Para subir al cielo se necesita
sábado, 09 octubre 2010
Ahora ya no recuerdo bien cuándo fue pero estoy seguro de que era un viaje de Ibagué a Medellín, adonde estaba viviendo uno de mis hermanos. Fui a visitarlo dos o tres veces mientras estuvo allá. En uno de esos viajes fui en tren con mi papá desde Bogotá. Un viaje que me pareció interminable pues pasamos una noche entera y dormí mal en una de esas bancas de resortes y forradas en cuero o plástico, quizás roja.
Esta vez fue desde Ibagué, un viaje muy novedoso para mí. Nunca había visto el país desde esa altura. Era un aparato pequeño para unos diez pasajeros como máximo. Me tocó el puesto del copiloto. Aguanté el ruido de los motores de hélice que parecía ensordecedor. Años después entre Grenoble y Lanion en Francia volví a sufrir y a revivir ese ruido insoportable y esa angustia indescriptible.

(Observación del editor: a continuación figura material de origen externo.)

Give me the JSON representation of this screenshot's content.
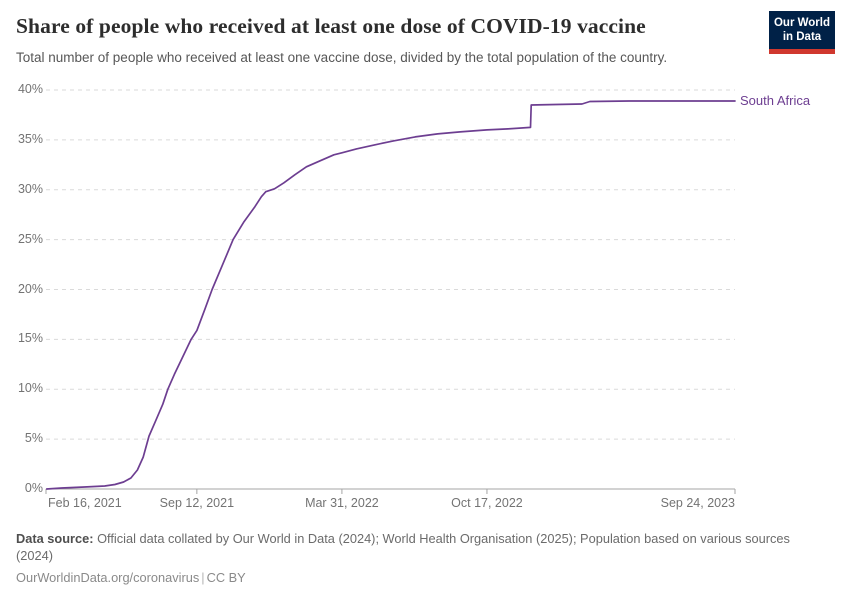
{
  "header": {
    "title": "Share of people who received at least one dose of COVID-19 vaccine",
    "subtitle": "Total number of people who received at least one vaccine dose, divided by the total population of the country.",
    "logo": {
      "line1": "Our World",
      "line2": "in Data",
      "bg_color": "#002147",
      "bar_color": "#d0382e"
    }
  },
  "chart_data": {
    "type": "line",
    "title": "Share of people who received at least one dose of COVID-19 vaccine",
    "line_color": "#6d3e91",
    "grid": "horizontal-dashed",
    "ylim": [
      0,
      40
    ],
    "xlim": [
      "2021-02-16",
      "2023-09-24"
    ],
    "yticks": [
      {
        "value": 0,
        "label": "0%"
      },
      {
        "value": 5,
        "label": "5%"
      },
      {
        "value": 10,
        "label": "10%"
      },
      {
        "value": 15,
        "label": "15%"
      },
      {
        "value": 20,
        "label": "20%"
      },
      {
        "value": 25,
        "label": "25%"
      },
      {
        "value": 30,
        "label": "30%"
      },
      {
        "value": 35,
        "label": "35%"
      },
      {
        "value": 40,
        "label": "40%"
      }
    ],
    "xticks": [
      {
        "date": "2021-02-16",
        "label": "Feb 16, 2021",
        "align": "start"
      },
      {
        "date": "2021-09-12",
        "label": "Sep 12, 2021",
        "align": "middle"
      },
      {
        "date": "2022-03-31",
        "label": "Mar 31, 2022",
        "align": "middle"
      },
      {
        "date": "2022-10-17",
        "label": "Oct 17, 2022",
        "align": "middle"
      },
      {
        "date": "2023-09-24",
        "label": "Sep 24, 2023",
        "align": "end"
      }
    ],
    "series": [
      {
        "name": "South Africa",
        "points": [
          {
            "date": "2021-02-17",
            "value": 0.0
          },
          {
            "date": "2021-03-10",
            "value": 0.1
          },
          {
            "date": "2021-04-10",
            "value": 0.2
          },
          {
            "date": "2021-05-08",
            "value": 0.3
          },
          {
            "date": "2021-05-22",
            "value": 0.45
          },
          {
            "date": "2021-06-03",
            "value": 0.7
          },
          {
            "date": "2021-06-13",
            "value": 1.1
          },
          {
            "date": "2021-06-22",
            "value": 1.9
          },
          {
            "date": "2021-06-30",
            "value": 3.2
          },
          {
            "date": "2021-07-08",
            "value": 5.3
          },
          {
            "date": "2021-07-17",
            "value": 6.8
          },
          {
            "date": "2021-07-27",
            "value": 8.5
          },
          {
            "date": "2021-08-03",
            "value": 10.0
          },
          {
            "date": "2021-08-12",
            "value": 11.5
          },
          {
            "date": "2021-08-22",
            "value": 13.0
          },
          {
            "date": "2021-09-04",
            "value": 15.0
          },
          {
            "date": "2021-09-12",
            "value": 15.9
          },
          {
            "date": "2021-09-23",
            "value": 18.0
          },
          {
            "date": "2021-10-03",
            "value": 20.0
          },
          {
            "date": "2021-10-17",
            "value": 22.4
          },
          {
            "date": "2021-11-01",
            "value": 25.0
          },
          {
            "date": "2021-11-16",
            "value": 26.8
          },
          {
            "date": "2021-12-01",
            "value": 28.3
          },
          {
            "date": "2021-12-10",
            "value": 29.3
          },
          {
            "date": "2021-12-16",
            "value": 29.8
          },
          {
            "date": "2021-12-28",
            "value": 30.1
          },
          {
            "date": "2022-01-10",
            "value": 30.7
          },
          {
            "date": "2022-01-25",
            "value": 31.5
          },
          {
            "date": "2022-02-10",
            "value": 32.3
          },
          {
            "date": "2022-03-01",
            "value": 32.9
          },
          {
            "date": "2022-03-20",
            "value": 33.5
          },
          {
            "date": "2022-03-31",
            "value": 33.7
          },
          {
            "date": "2022-04-20",
            "value": 34.1
          },
          {
            "date": "2022-05-15",
            "value": 34.5
          },
          {
            "date": "2022-06-10",
            "value": 34.9
          },
          {
            "date": "2022-07-10",
            "value": 35.3
          },
          {
            "date": "2022-08-10",
            "value": 35.6
          },
          {
            "date": "2022-09-10",
            "value": 35.8
          },
          {
            "date": "2022-10-17",
            "value": 36.0
          },
          {
            "date": "2022-11-15",
            "value": 36.1
          },
          {
            "date": "2022-12-16",
            "value": 36.25
          },
          {
            "date": "2022-12-17",
            "value": 38.5
          },
          {
            "date": "2023-01-20",
            "value": 38.55
          },
          {
            "date": "2023-02-25",
            "value": 38.6
          },
          {
            "date": "2023-03-08",
            "value": 38.85
          },
          {
            "date": "2023-05-01",
            "value": 38.9
          },
          {
            "date": "2023-07-15",
            "value": 38.9
          },
          {
            "date": "2023-09-24",
            "value": 38.9
          }
        ]
      }
    ]
  },
  "footer": {
    "datasource_label": "Data source:",
    "datasource_text": "Official data collated by Our World in Data (2024); World Health Organisation (2025); Population based on various sources (2024)",
    "link": "OurWorldinData.org/coronavirus",
    "separator": "|",
    "license": "CC BY"
  }
}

Soy un terrestre, y cada vez más, pues me da vértigo la altura y no me siento cómodo en el agua. Volar entre las nubes y ver todo pequeño desde arriba sin tener la referencia de mis pies fue una gran novedad. El aterrizaje en Medellín fue impresionante; el aparato parecía esquivar los diferentes cerros que se encontraban en su camino hacia la pista de aterrizaje. Después de ese, ha habido muchos más y ya no me impresiona nada ese medio de transporte. No sé qué edad tenía entonces. Seguramente entre quince y diecisiete. Mi hija a los tres meses de nacida ya estaba cruzando el Atlántico por los aires. Parece que fue hace siglos y sin embargo tengo imágenes claras metidas en algún rincón de mi cabeza.